Sete artes liberais Deus enviou para baixo,
Com habilidade divina a alma do homem para coroar,
Oito bem-aventuranças são dadas
Utiliza-as bem e vai para o céu,>O que são eles que são apenas nove?
Nove Musas, como as nove esferas do céu,
Com melodias sagradas seduzem os nossos ouvidos. O que são aquelas que são apenas dez?
De dez estatutos que Deus deu a Moisés
Que, guardadas ou quebradas, derramam ou salvam.O que são aquelas que são apenas onze?
Onze mil virgens participaram
E sofreram a morte por amor de Jesus. O que são aquelas que são apenas doze?
Doze estão a assistir no filho de Deus;
Doze fazem o nosso credo. O Discador está feito.

O que são eles que são apenas um?
Temos um só Deus
No céu acima senta-se no Seu trono. O que são eles que são apenas dois?
Dois testamentos, o antigo e o novo,
Conhecemos ser verdadeiros. O que são eles que são apenas três?
Três pessoas na Trindade
Que fazem um só Deus em unidade. O que são eles que são apenas quatro
Quatro doces Evangelistas existem,
Nascimento de Cristo, vida, morte que declaram. O que são eles que são apenas cinco?
Cinco sentidos, como cinco reis, mantêm
Em cada homem um reinado múltiplo.O que são eles que são apenas seis?
Seis dias de trabalho de parto não é errado,
Porque o próprio Deus trabalhou tanto tempo,

(Usar objectos comuns para representar conceitos bíblicos é um dispositivo comum, como exemplificado pelas várias gravações populares do Deck of Cards.)
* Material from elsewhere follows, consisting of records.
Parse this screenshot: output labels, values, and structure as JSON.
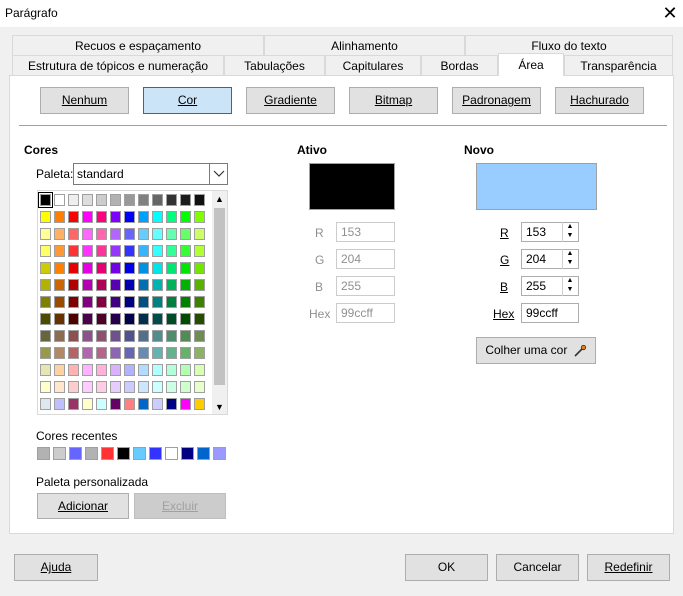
{
  "window": {
    "title": "Parágrafo"
  },
  "tabs_row1": [
    "Recuos e espaçamento",
    "Alinhamento",
    "Fluxo do texto"
  ],
  "tabs_row2": [
    "Estrutura de tópicos e numeração",
    "Tabulações",
    "Capitulares",
    "Bordas",
    "Área",
    "Transparência"
  ],
  "fill_buttons": [
    "Nenhum",
    "Cor",
    "Gradiente",
    "Bitmap",
    "Padronagem",
    "Hachurado"
  ],
  "colors": {
    "heading": "Cores",
    "palette_label": "Paleta:",
    "palette_value": "standard",
    "recent_label": "Cores recentes",
    "custom_label": "Paleta personalizada",
    "add_button": "Adicionar",
    "delete_button": "Excluir"
  },
  "active": {
    "heading": "Ativo",
    "color": "#000000",
    "r_label": "R",
    "g_label": "G",
    "b_label": "B",
    "hex_label": "Hex",
    "r": "153",
    "g": "204",
    "b": "255",
    "hex": "99ccff"
  },
  "new": {
    "heading": "Novo",
    "color": "#99ccff",
    "r_label": "R",
    "g_label": "G",
    "b_label": "B",
    "hex_label": "Hex",
    "r": "153",
    "g": "204",
    "b": "255",
    "hex": "99ccff",
    "pick_button": "Colher uma cor"
  },
  "footer": {
    "help": "Ajuda",
    "ok": "OK",
    "cancel": "Cancelar",
    "reset": "Redefinir"
  },
  "palette_rows": [
    [
      "#000000",
      "#ffffff",
      "#eeeeee",
      "#dddddd",
      "#cccccc",
      "#b2b2b2",
      "#999999",
      "#808080",
      "#666666",
      "#333333",
      "#1c1c1c",
      "#111111"
    ],
    [
      "#ffff00",
      "#ff8000",
      "#ff0000",
      "#ff00ff",
      "#ff0080",
      "#8000ff",
      "#0000ff",
      "#00a0ff",
      "#00ffff",
      "#00ff80",
      "#00ff00",
      "#80ff00"
    ],
    [
      "#ffff99",
      "#ffb266",
      "#ff6666",
      "#ff66ff",
      "#ff66b2",
      "#b266ff",
      "#6666ff",
      "#66ccff",
      "#66ffff",
      "#66ffb2",
      "#66ff66",
      "#ccff66"
    ],
    [
      "#ffff66",
      "#ff9933",
      "#ff3333",
      "#ff33ff",
      "#ff3399",
      "#9933ff",
      "#3333ff",
      "#33b5ff",
      "#33ffff",
      "#33ff99",
      "#33ff33",
      "#b2ff33"
    ],
    [
      "#cccc00",
      "#ff7f00",
      "#e60000",
      "#e600e6",
      "#e60073",
      "#7300e6",
      "#0000e6",
      "#0090e6",
      "#00e6e6",
      "#00e673",
      "#00e600",
      "#73e600"
    ],
    [
      "#b2b200",
      "#cc6600",
      "#b20000",
      "#b200b2",
      "#b20059",
      "#5900b2",
      "#0000b2",
      "#0070b2",
      "#00b2b2",
      "#00b259",
      "#00b200",
      "#59b200"
    ],
    [
      "#808000",
      "#994c00",
      "#800000",
      "#800080",
      "#800040",
      "#400080",
      "#000080",
      "#005080",
      "#008080",
      "#008040",
      "#008000",
      "#408000"
    ],
    [
      "#4c4c00",
      "#663300",
      "#4c0000",
      "#4c004c",
      "#4c0026",
      "#26004c",
      "#00004c",
      "#00304c",
      "#004c4c",
      "#004c26",
      "#004c00",
      "#264c00"
    ],
    [
      "#66663d",
      "#8c6d52",
      "#8c5252",
      "#8c528c",
      "#8c526f",
      "#6f528c",
      "#52528c",
      "#52708c",
      "#528c8c",
      "#528c6f",
      "#528c52",
      "#6f8c52"
    ],
    [
      "#99994d",
      "#b28a66",
      "#b26666",
      "#b266b2",
      "#b2668c",
      "#8c66b2",
      "#6666b2",
      "#668cb2",
      "#66b2b2",
      "#66b28c",
      "#66b266",
      "#8cb266"
    ],
    [
      "#e6e6b2",
      "#ffd2a6",
      "#ffb2b2",
      "#ffb2ff",
      "#ffb2d9",
      "#d9b2ff",
      "#b2b2ff",
      "#b2dcff",
      "#b2ffff",
      "#b2ffd9",
      "#b2ffb2",
      "#d9ffb2"
    ],
    [
      "#ffffcc",
      "#ffe6cc",
      "#ffcccc",
      "#ffccff",
      "#ffcce6",
      "#e6ccff",
      "#ccccff",
      "#cce6ff",
      "#ccffff",
      "#ccffe6",
      "#ccffcc",
      "#e6ffcc"
    ],
    [
      "#dee6ef",
      "#c0c0ff",
      "#993366",
      "#ffffcc",
      "#ccffff",
      "#660066",
      "#ff8080",
      "#0066cc",
      "#ccccff",
      "#000080",
      "#ff00ff",
      "#ffcc00"
    ]
  ],
  "recent_colors": [
    "#b2b2b2",
    "#cccccc",
    "#6666ff",
    "#b2b2b2",
    "#ff3333",
    "#000000",
    "#66ccff",
    "#3333ff",
    "#ffffff",
    "#000080",
    "#0066cc",
    "#9999ff"
  ]
}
“Os Doze Dias de Natal” é o que a maioria das pessoas considera ser: uma canção secular que celebra a época natalícia com imagens de presentes e danças e música. No entanto, algumas interpretações erradas entraram na versão inglesa ao longo dos anos. Por exemplo, o quarto dia de presente é quatro “colly birds” (ou “pássaros collie”), e não quatro “pássaros chamadores”. (A palavra “colly” significa literalmente “preto como carvão”, e assim “colly birds” seria blackbirds). As “cinco argolas douradas” referem-se não a cinco peças de joalharia, mas a cinco pássaros de pescoço anelado (tais como faisões). Quando estes erros são corrigidos, o padrão dos primeiros sete presentes’ todos os tipos de pássaros são restabelecidos.

Não obstante, muitos escritores continuam a expor “a beleza e os significados verdadeiramente bíblicos e espirituais encerrados neste canto maravilhoso que coloca Cristo no Natal onde ele não parece estar”. Talvez aqueles que consideram este conto como “belo” e “inspirador” (apesar da sua veracidade obviamente duvidosa) deveriam considerar a sua mensagem subjacente: Que um grupo de seguidores de Jesus teve de esconder as suas crenças para evitar ser torturado e morto por outro grupo de seguidores de Jesus. De todos os aspectos do cristianismo a celebrar no Natal, isso não parece ser particularmente bom para enfatizar.